Empate
Me niego a creer que la Liga española de fútbol ya sólo sea reflejo de sí misma, acontecimiento de uso exclusivo para hinchas y quinielistas, césped intransitivo sin relación con esos terrenos donde se juega esa otra liga que hemos dado en llamar la actualidad. Somos un país desmesurado. Tan pronto elevamos el fútbol a categoría trascendental y lo obligamos a oficiar el papel de metáfora generalizada y explicalotodo -en tiempos de aquel nada metafórico general inexplicable-, como expulsamos drásticamente el esférico del discurso de la realidad, reduciéndolo a mera anécdota dominguera; hacer ocio de socio.Pero ahí están los perturbadores signos quinielísticos de las últimas semanas para demostrar que no anda el fútbol tan huido de la realidad como algunos intelectuales pretenden.

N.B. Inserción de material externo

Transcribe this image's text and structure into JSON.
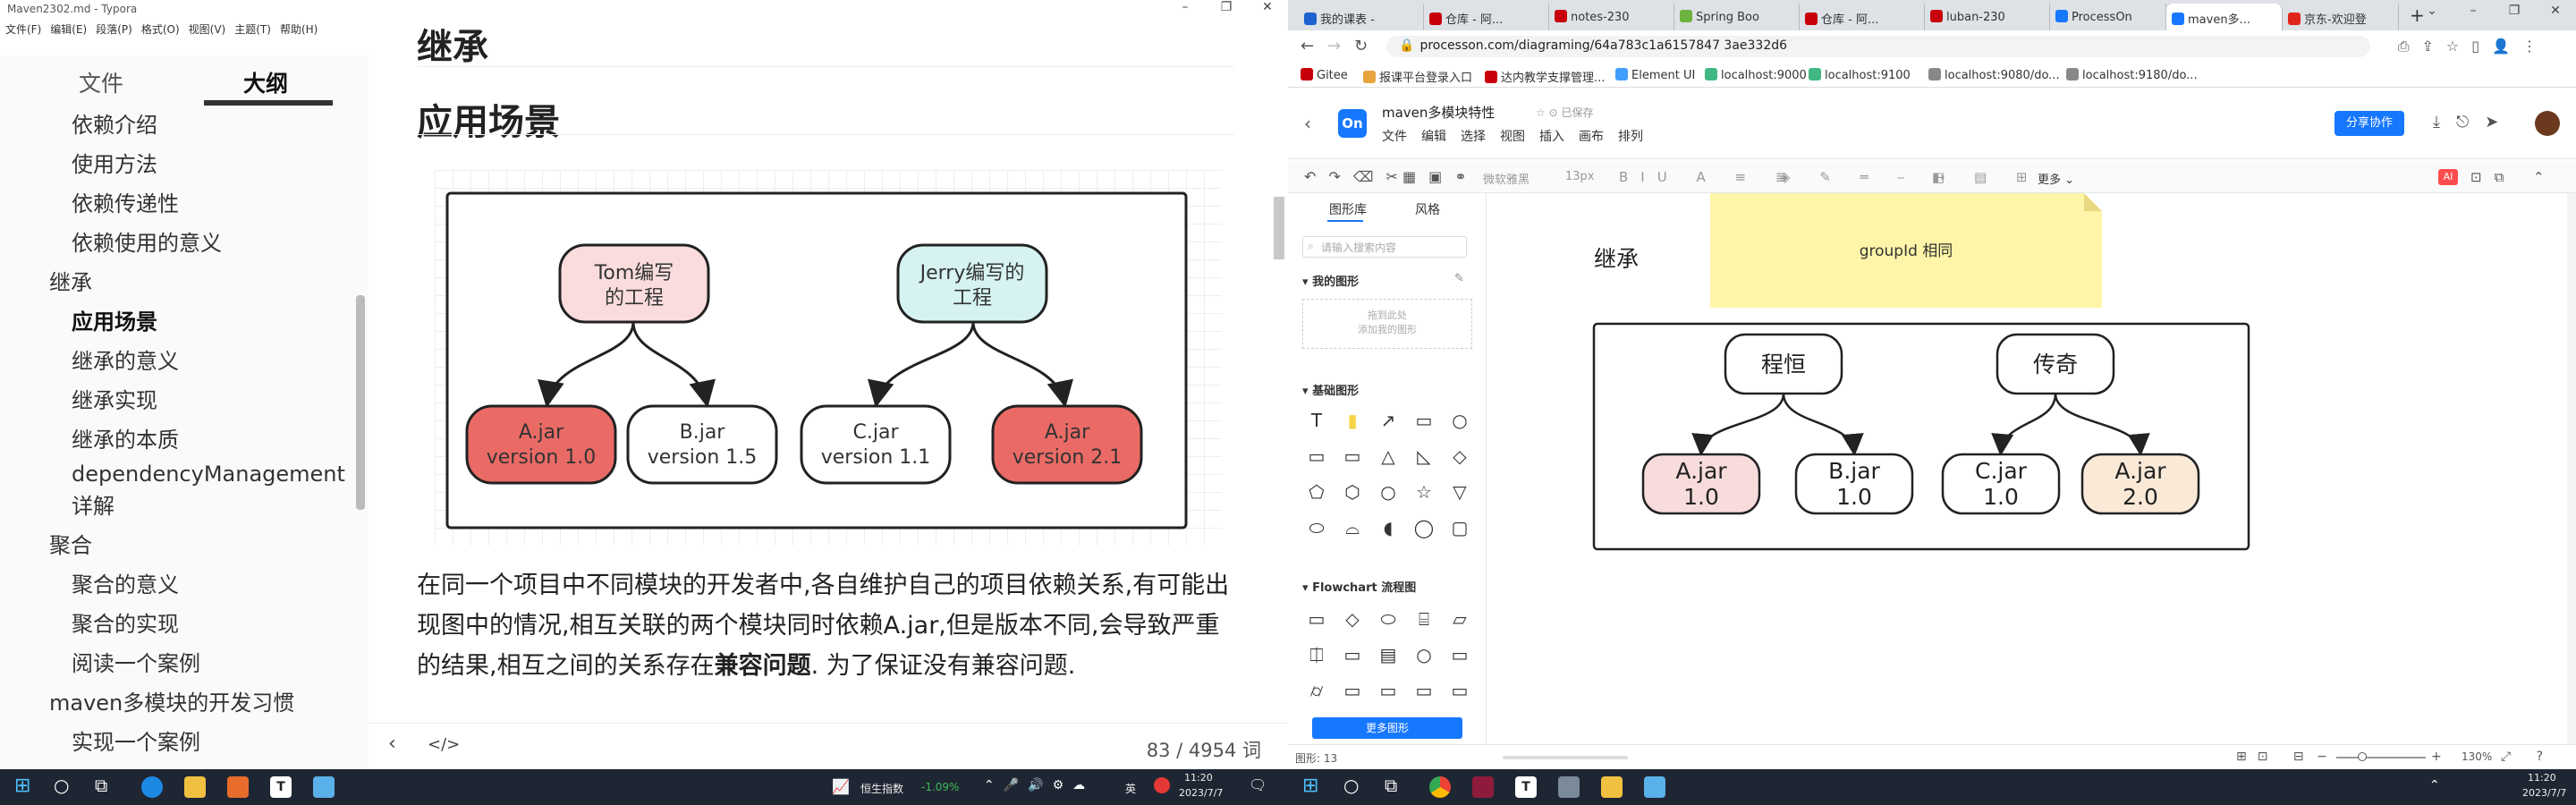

La mejor metáfora de los tiempos está en ese permanente empate que asola la Liga nacional. La excepción del Barça sólo confirma la regla del empate, la bostezante ley de la equis, porque lo normal ya no es ganar en casa, sino puntuar fuera. La lógica del esférico también es la lógica que rige los marcadores electrónicos y simultáneos de esa otra gran esfera achatada por los polos. Una equis recorre el mundo.
No son las tácticas ultraconservadoras de los entrenadores, no es el infantil miedo a jugar en casa. Esa quiniela saturada de equis por todas las partes menos por una, menos por Terry Venables, es justamente el aspado signo que preside el espíritu del fin de siglo. Se acabó la era de las goleadas, de las enormes victorias o derrotas, de los marcadores asimétricos. Vivimos el tiempo de los empates obscenos, de la paralizante ley de las tablas, de la inmóvil y tediosa lógica del 50%. El empate nuclear que a la vez provoca e impide la catástrofe. El empate tecnológico que duopoliza el progreso. El empate posindustrial que deja intactas las injusticias preindustriales. El empate electoral que anula la pluralidad. El empate cultural que disuade la imaginación. El mediocre ertipate social que atrofia la sociedad. Ese clamoroso empate indivual que, como rebeldía, instaura la cosmética del individualismo feroz para no morir crucificados de aburrimiento en la equis.